This time around...A. FULL. YEAR. OF. TROPES!
Some Thursdays will have 2 tropes, some will have 3, but I think the majority will have 1 that's really popular.
Descriptions will be pulled from TV Tropes and a link provided if you want more information.
The rules? They're simple. Write at least 250 words or create 2 icons/1 banner. Anything from suggestive to outright porn is allowed.
This week, there is 1 trope!
We Can Rebuild Him: A character suffers a horrific Disney Death. Their body is shattered beyond repair. No One Could Survive That!
But later, he returns! Only this time, he's a cyborg! He's got more power but he might be less human so in villainous cases it's OK to be more brutal on him. When heroes are subject to this, it tends to make them question their humanity, and in doing so retain it.

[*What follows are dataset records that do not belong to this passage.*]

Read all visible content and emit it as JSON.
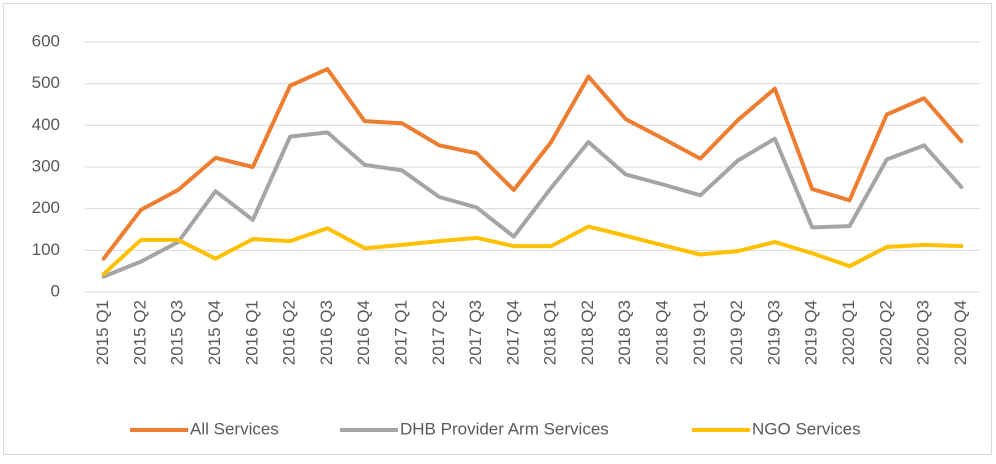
{
  "chart_data": {
    "type": "line",
    "categories": [
      "2015 Q1",
      "2015 Q2",
      "2015 Q3",
      "2015 Q4",
      "2016 Q1",
      "2016 Q2",
      "2016 Q3",
      "2016 Q4",
      "2017 Q1",
      "2017 Q2",
      "2017 Q3",
      "2017 Q4",
      "2018 Q1",
      "2018 Q2",
      "2018 Q3",
      "2018 Q4",
      "2019 Q1",
      "2019 Q2",
      "2019 Q3",
      "2019 Q4",
      "2020 Q1",
      "2020 Q2",
      "2020 Q3",
      "2020 Q4"
    ],
    "series": [
      {
        "name": "All Services",
        "color": "#ED7D31",
        "values": [
          80,
          197,
          245,
          322,
          300,
          495,
          535,
          410,
          405,
          352,
          333,
          245,
          360,
          517,
          415,
          368,
          320,
          412,
          488,
          247,
          220,
          426,
          465,
          362
        ]
      },
      {
        "name": "DHB Provider Arm Services",
        "color": "#A5A5A5",
        "values": [
          37,
          73,
          120,
          242,
          173,
          373,
          383,
          305,
          292,
          228,
          203,
          133,
          250,
          360,
          282,
          258,
          232,
          315,
          368,
          155,
          158,
          318,
          352,
          252
        ]
      },
      {
        "name": "NGO Services",
        "color": "#FFC000",
        "values": [
          43,
          125,
          125,
          80,
          127,
          122,
          153,
          105,
          113,
          122,
          130,
          110,
          110,
          157,
          135,
          112,
          90,
          98,
          120,
          93,
          62,
          108,
          113,
          110
        ]
      }
    ],
    "ylim": [
      0,
      600
    ],
    "yticks": [
      0,
      100,
      200,
      300,
      400,
      500,
      600
    ],
    "grid": true,
    "legend": "bottom"
  }
}
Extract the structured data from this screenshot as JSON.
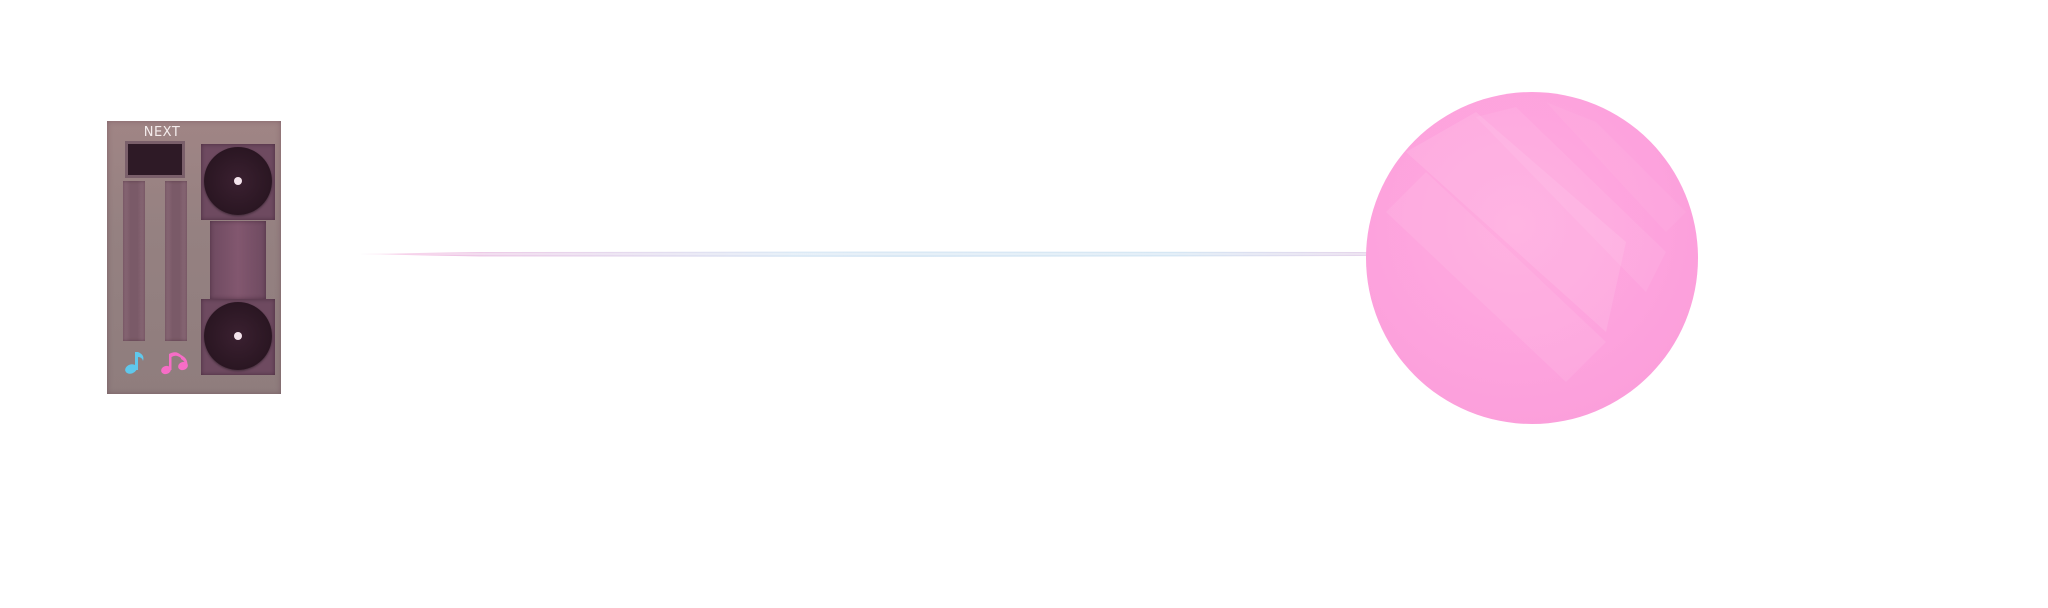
{
  "panel": {
    "next_label": "NEXT",
    "icons": {
      "left": "music-note-icon",
      "right": "music-notes-icon"
    }
  },
  "colors": {
    "panel": "#958181",
    "next_box": "#2e1a26",
    "speaker_box": "#6e4a60",
    "speaker_cone": "#2a1622",
    "note_icon_blue": "#5fc8ec",
    "notes_icon_pink": "#f66dc6",
    "ball_pink": "#fda2dd",
    "line_pink": "#f4a3d6",
    "line_blue": "#cfe3f2"
  }
}
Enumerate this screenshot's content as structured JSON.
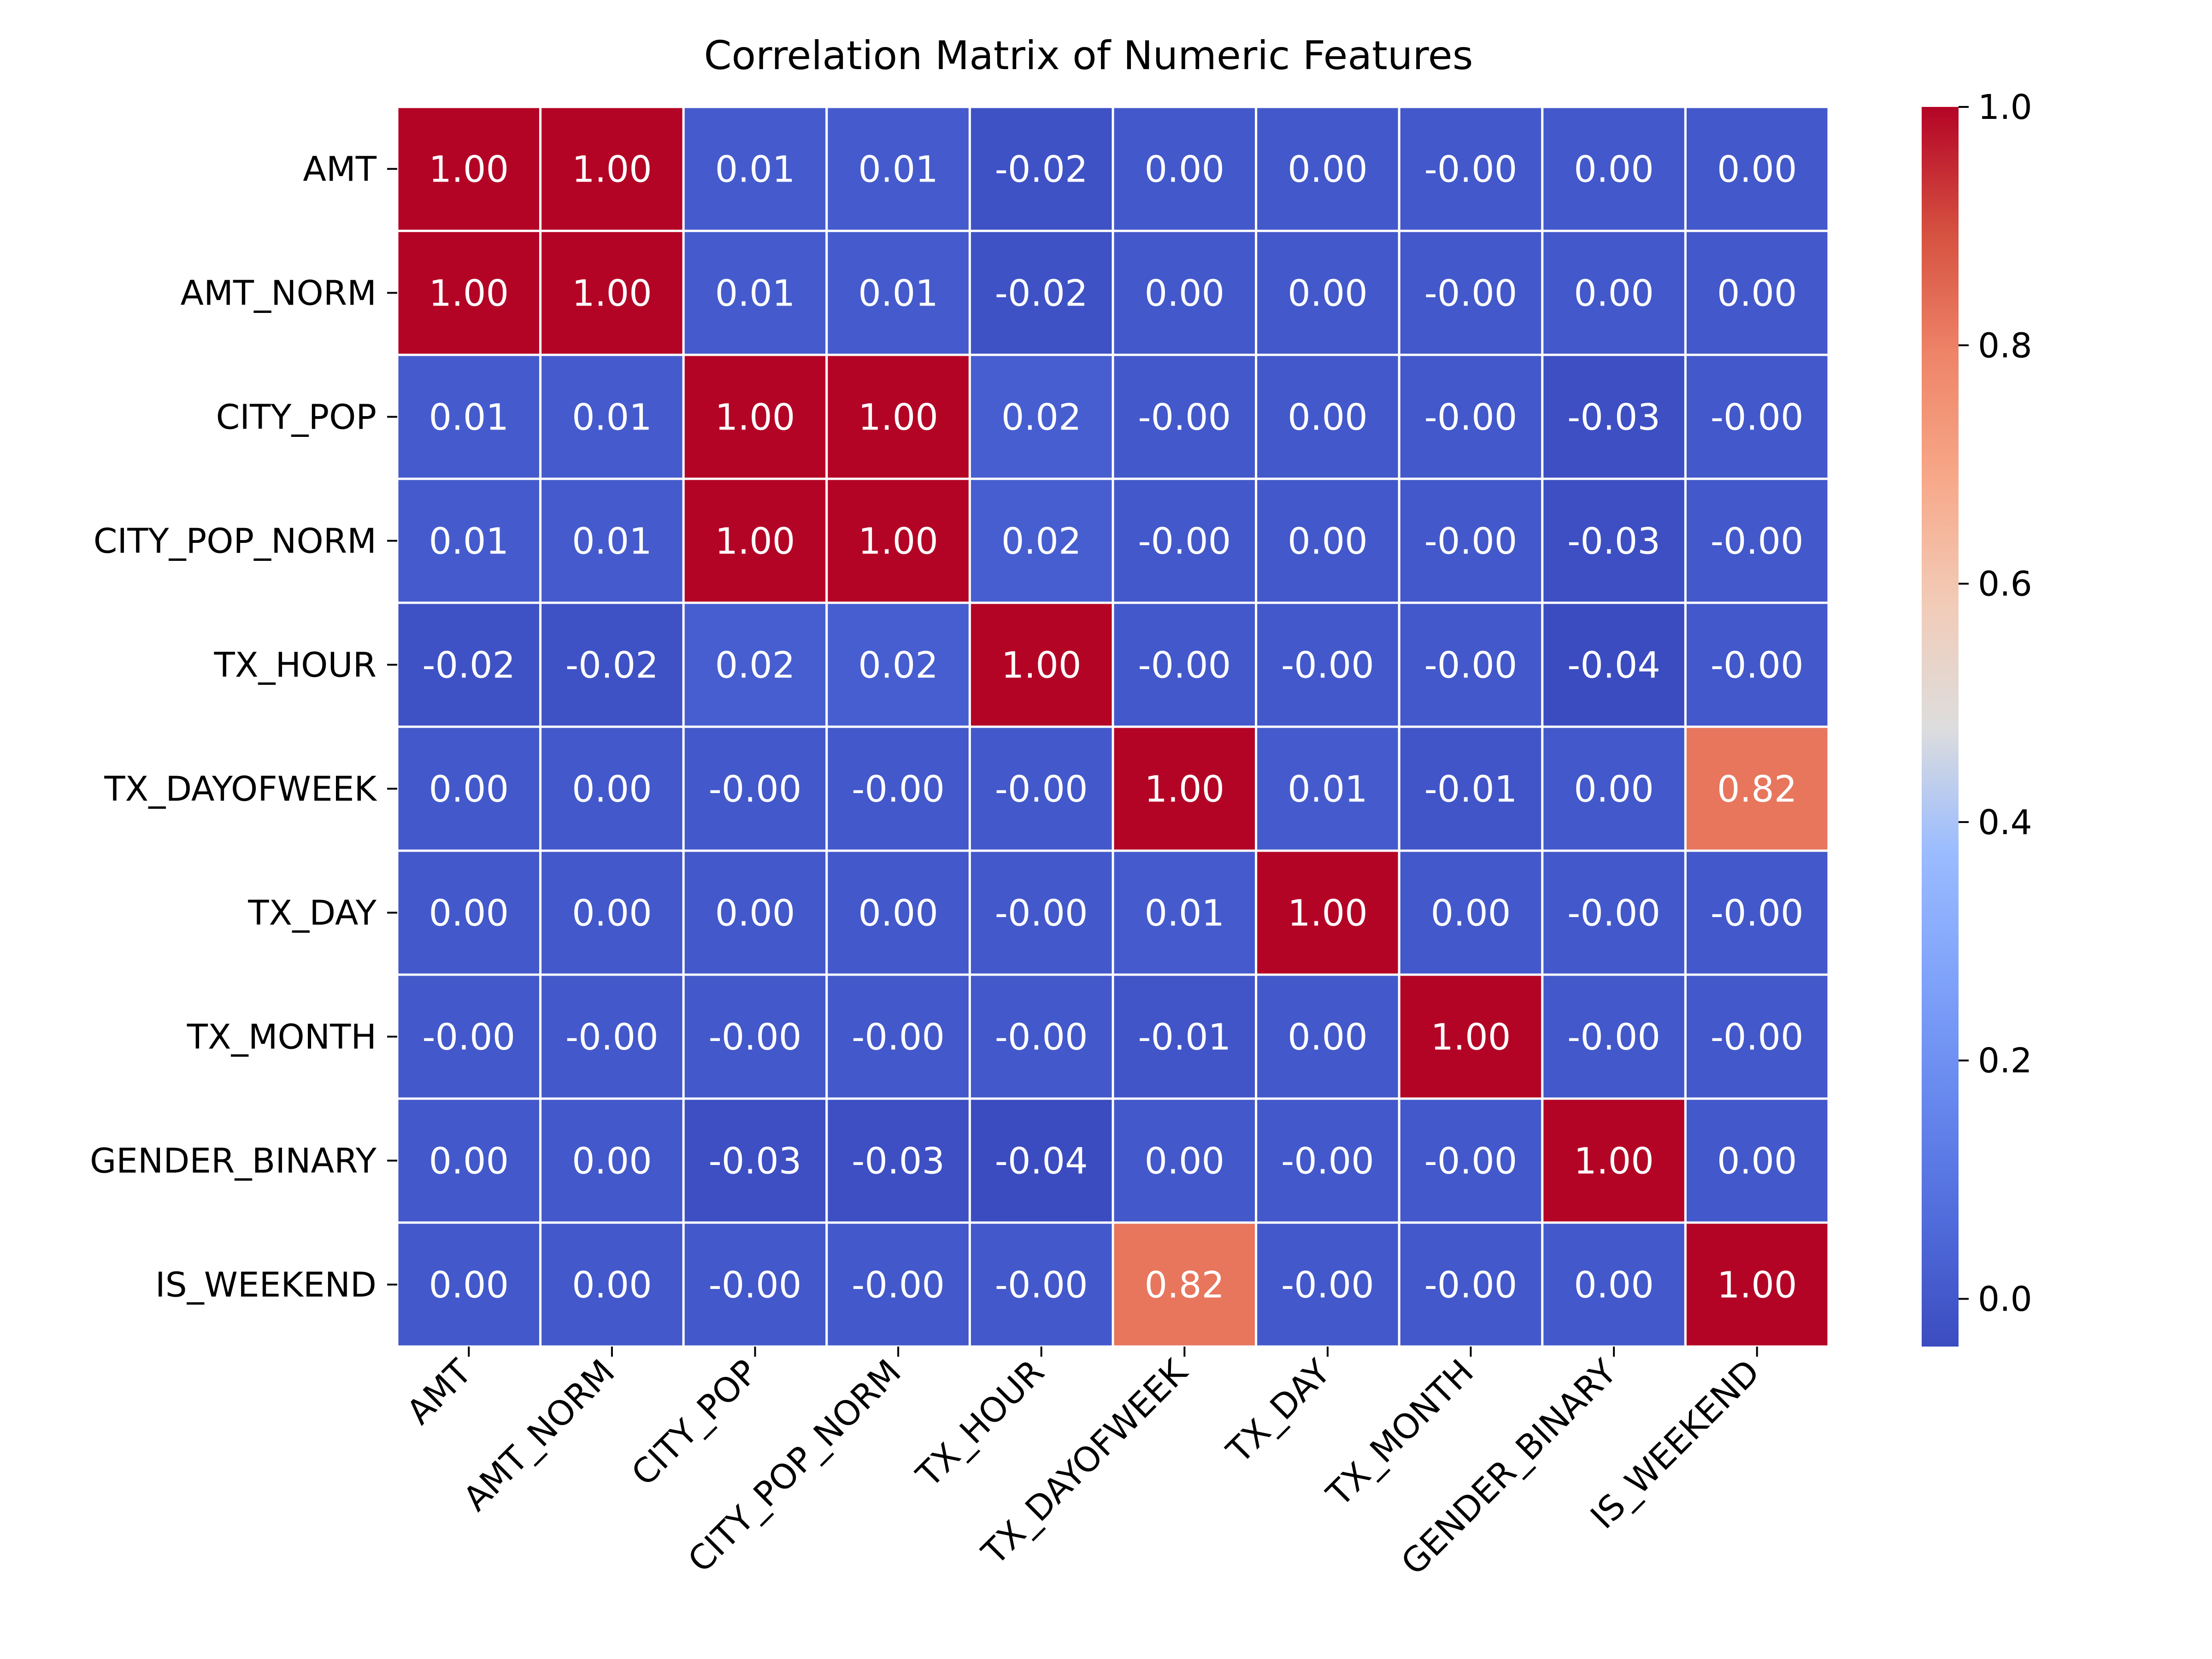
{
  "chart_data": {
    "type": "heatmap",
    "title": "Correlation Matrix of Numeric Features",
    "rows": [
      "AMT",
      "AMT_NORM",
      "CITY_POP",
      "CITY_POP_NORM",
      "TX_HOUR",
      "TX_DAYOFWEEK",
      "TX_DAY",
      "TX_MONTH",
      "GENDER_BINARY",
      "IS_WEEKEND"
    ],
    "columns": [
      "AMT",
      "AMT_NORM",
      "CITY_POP",
      "CITY_POP_NORM",
      "TX_HOUR",
      "TX_DAYOFWEEK",
      "TX_DAY",
      "TX_MONTH",
      "GENDER_BINARY",
      "IS_WEEKEND"
    ],
    "values": [
      [
        1.0,
        1.0,
        0.01,
        0.01,
        -0.02,
        0.0,
        0.0,
        -0.0,
        0.0,
        0.0
      ],
      [
        1.0,
        1.0,
        0.01,
        0.01,
        -0.02,
        0.0,
        0.0,
        -0.0,
        0.0,
        0.0
      ],
      [
        0.01,
        0.01,
        1.0,
        1.0,
        0.02,
        -0.0,
        0.0,
        -0.0,
        -0.03,
        -0.0
      ],
      [
        0.01,
        0.01,
        1.0,
        1.0,
        0.02,
        -0.0,
        0.0,
        -0.0,
        -0.03,
        -0.0
      ],
      [
        -0.02,
        -0.02,
        0.02,
        0.02,
        1.0,
        -0.0,
        -0.0,
        -0.0,
        -0.04,
        -0.0
      ],
      [
        0.0,
        0.0,
        -0.0,
        -0.0,
        -0.0,
        1.0,
        0.01,
        -0.01,
        0.0,
        0.82
      ],
      [
        0.0,
        0.0,
        0.0,
        0.0,
        -0.0,
        0.01,
        1.0,
        0.0,
        -0.0,
        -0.0
      ],
      [
        -0.0,
        -0.0,
        -0.0,
        -0.0,
        -0.0,
        -0.01,
        0.0,
        1.0,
        -0.0,
        -0.0
      ],
      [
        0.0,
        0.0,
        -0.03,
        -0.03,
        -0.04,
        0.0,
        -0.0,
        -0.0,
        1.0,
        0.0
      ],
      [
        0.0,
        0.0,
        -0.0,
        -0.0,
        -0.0,
        0.82,
        -0.0,
        -0.0,
        0.0,
        1.0
      ]
    ],
    "labels": [
      [
        "1.00",
        "1.00",
        "0.01",
        "0.01",
        "-0.02",
        "0.00",
        "0.00",
        "-0.00",
        "0.00",
        "0.00"
      ],
      [
        "1.00",
        "1.00",
        "0.01",
        "0.01",
        "-0.02",
        "0.00",
        "0.00",
        "-0.00",
        "0.00",
        "0.00"
      ],
      [
        "0.01",
        "0.01",
        "1.00",
        "1.00",
        "0.02",
        "-0.00",
        "0.00",
        "-0.00",
        "-0.03",
        "-0.00"
      ],
      [
        "0.01",
        "0.01",
        "1.00",
        "1.00",
        "0.02",
        "-0.00",
        "0.00",
        "-0.00",
        "-0.03",
        "-0.00"
      ],
      [
        "-0.02",
        "-0.02",
        "0.02",
        "0.02",
        "1.00",
        "-0.00",
        "-0.00",
        "-0.00",
        "-0.04",
        "-0.00"
      ],
      [
        "0.00",
        "0.00",
        "-0.00",
        "-0.00",
        "-0.00",
        "1.00",
        "0.01",
        "-0.01",
        "0.00",
        "0.82"
      ],
      [
        "0.00",
        "0.00",
        "0.00",
        "0.00",
        "-0.00",
        "0.01",
        "1.00",
        "0.00",
        "-0.00",
        "-0.00"
      ],
      [
        "-0.00",
        "-0.00",
        "-0.00",
        "-0.00",
        "-0.00",
        "-0.01",
        "0.00",
        "1.00",
        "-0.00",
        "-0.00"
      ],
      [
        "0.00",
        "0.00",
        "-0.03",
        "-0.03",
        "-0.04",
        "0.00",
        "-0.00",
        "-0.00",
        "1.00",
        "0.00"
      ],
      [
        "0.00",
        "0.00",
        "-0.00",
        "-0.00",
        "-0.00",
        "0.82",
        "-0.00",
        "-0.00",
        "0.00",
        "1.00"
      ]
    ],
    "colormap": "coolwarm",
    "colorbar": {
      "range": [
        -0.04,
        1.0
      ],
      "ticks": [
        "0.0",
        "0.2",
        "0.4",
        "0.6",
        "0.8",
        "1.0"
      ],
      "tick_values": [
        0.0,
        0.2,
        0.4,
        0.6,
        0.8,
        1.0
      ]
    },
    "grid": "white cell borders",
    "xtick_rotation": "45 degrees"
  }
}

This trope can serve as the Origin Story for both heroes and villains of the cybernetic variety. Alternately, if the character being repaired is a ridiculously human robot, it justifies how they survive a seeming Heroic Sacrifice or Disney Villain Death.
A Sub-Trope of Emergency Transformation. Compare with Robot Me, Unwilling Roboticisation, and Virtual Ghost. Compare and contrast Dark Lord on Life Support, when a villain becomes weaker due to dependence on some external technology or host to sustain them. The fantasy counterpart is Came Back Strong. If the cybernetics are obvious and enhance the evilness of a character's appearance, it's a case of Red Right Hand. When the one doing the rebuilding is sadistic enough, it may involve Vader Breath. If the injuries are too extensive or the technology not far enough advanced, may result in Man in the Machine. A nasty variant is when a bad guy takes a Not Quite Dead hero and has him Reforged into a Minion.